According to a recent survey by the Nielson market-market research group, the average American spends nearly four hours a day on computers- including mobile devices. Moreover, nearly 25 percent of that time will have been spent on social media. The tremendous influx of retail technology has changed the perception of how consumers purchase during this transitional time. At present, fashion and jewelry, brands are exploring ways to work with technological devices—primarily mobile. Even when they are in silent mode, they tempt us with the promise of limitless information. Moreover, and more importantly, most of us feel naked without the phone nearby.
At present, many fashion luxury analysts see the rise in online consumerism and the resurgence of modified shopping habits. But don't expect established retailers to redesign their profitable products or their old way of doing things. Many of the fashion retailers do not have the expertise, funding or insight to make substantial change. They can, however, evolve. Since the advent of the internet, mankind has adapted to changes — many times reluctantly. In some cases, a bias against technology can create a recipe for failure.

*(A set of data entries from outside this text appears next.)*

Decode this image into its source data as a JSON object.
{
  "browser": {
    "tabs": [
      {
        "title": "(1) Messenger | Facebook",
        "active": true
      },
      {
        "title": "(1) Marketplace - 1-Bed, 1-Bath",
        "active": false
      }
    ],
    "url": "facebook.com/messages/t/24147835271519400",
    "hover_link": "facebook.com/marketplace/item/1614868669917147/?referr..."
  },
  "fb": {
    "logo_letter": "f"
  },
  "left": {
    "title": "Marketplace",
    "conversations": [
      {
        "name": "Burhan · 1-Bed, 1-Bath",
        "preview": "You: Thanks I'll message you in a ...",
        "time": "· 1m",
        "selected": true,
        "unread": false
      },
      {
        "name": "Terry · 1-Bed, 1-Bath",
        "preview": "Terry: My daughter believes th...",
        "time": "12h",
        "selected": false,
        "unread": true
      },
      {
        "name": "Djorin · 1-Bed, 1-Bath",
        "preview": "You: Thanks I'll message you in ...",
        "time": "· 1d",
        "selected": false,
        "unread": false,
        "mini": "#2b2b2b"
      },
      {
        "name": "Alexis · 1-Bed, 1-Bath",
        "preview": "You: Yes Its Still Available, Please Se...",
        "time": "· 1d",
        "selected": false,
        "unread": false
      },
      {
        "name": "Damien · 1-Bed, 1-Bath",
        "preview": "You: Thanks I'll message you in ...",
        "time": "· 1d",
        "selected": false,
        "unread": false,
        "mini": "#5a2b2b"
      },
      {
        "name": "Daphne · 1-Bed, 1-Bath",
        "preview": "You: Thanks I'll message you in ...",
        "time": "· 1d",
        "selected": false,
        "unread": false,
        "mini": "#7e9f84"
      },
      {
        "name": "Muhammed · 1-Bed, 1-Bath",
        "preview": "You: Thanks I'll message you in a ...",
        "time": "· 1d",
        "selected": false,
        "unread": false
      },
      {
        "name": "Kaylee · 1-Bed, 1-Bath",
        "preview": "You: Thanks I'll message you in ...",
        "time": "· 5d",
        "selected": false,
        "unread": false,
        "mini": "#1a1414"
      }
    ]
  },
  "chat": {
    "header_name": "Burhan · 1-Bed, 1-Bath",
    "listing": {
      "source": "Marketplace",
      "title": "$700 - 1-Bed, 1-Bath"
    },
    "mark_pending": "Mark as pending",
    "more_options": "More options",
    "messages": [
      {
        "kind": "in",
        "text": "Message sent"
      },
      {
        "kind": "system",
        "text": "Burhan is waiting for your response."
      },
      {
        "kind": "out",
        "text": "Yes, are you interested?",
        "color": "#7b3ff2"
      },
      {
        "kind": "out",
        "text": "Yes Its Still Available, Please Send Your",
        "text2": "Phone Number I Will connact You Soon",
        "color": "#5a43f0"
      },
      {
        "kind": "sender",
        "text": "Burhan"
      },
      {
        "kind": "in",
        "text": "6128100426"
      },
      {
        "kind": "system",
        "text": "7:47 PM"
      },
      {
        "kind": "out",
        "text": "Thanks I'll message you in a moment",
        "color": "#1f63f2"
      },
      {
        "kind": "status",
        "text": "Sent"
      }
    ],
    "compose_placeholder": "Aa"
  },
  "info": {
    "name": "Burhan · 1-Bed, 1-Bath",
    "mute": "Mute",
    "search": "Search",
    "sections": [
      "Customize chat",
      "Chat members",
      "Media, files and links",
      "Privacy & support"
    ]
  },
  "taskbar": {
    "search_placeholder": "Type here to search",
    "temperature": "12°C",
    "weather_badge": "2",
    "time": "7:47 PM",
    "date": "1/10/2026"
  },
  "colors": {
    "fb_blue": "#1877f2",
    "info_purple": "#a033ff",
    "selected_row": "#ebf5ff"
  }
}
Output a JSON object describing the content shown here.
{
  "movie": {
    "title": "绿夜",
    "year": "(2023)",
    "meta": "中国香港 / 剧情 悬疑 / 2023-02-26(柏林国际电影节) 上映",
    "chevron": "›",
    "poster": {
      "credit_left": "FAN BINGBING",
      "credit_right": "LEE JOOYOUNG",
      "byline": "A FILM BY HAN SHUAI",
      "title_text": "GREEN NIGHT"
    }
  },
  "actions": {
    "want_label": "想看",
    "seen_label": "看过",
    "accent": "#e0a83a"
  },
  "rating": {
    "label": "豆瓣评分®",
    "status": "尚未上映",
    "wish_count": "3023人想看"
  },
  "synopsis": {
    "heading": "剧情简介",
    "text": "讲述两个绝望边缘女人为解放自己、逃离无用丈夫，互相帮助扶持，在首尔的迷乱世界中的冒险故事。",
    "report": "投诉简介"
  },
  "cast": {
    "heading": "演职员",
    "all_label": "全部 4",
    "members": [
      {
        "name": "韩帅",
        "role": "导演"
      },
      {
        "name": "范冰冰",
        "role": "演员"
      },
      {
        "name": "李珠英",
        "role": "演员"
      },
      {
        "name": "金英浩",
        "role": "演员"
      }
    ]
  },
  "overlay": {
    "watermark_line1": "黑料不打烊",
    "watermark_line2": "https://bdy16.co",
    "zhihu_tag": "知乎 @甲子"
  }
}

It's surely no coincidence that luxury fashion brands such as Louis Vuitton and Chanel have been announcing drastic corporate changes. Many established fashion retailers focused largely on and were convinced that various technological advances were out to get them. As anyone who's spent time in the luxury industry knows, there's plenty of opportunity in technology. The technical work of combining data with inspired marketing should not be underestimated in today’s fashion market. There is a complex task to create and drive a new consumer conversation in the twenty-first century.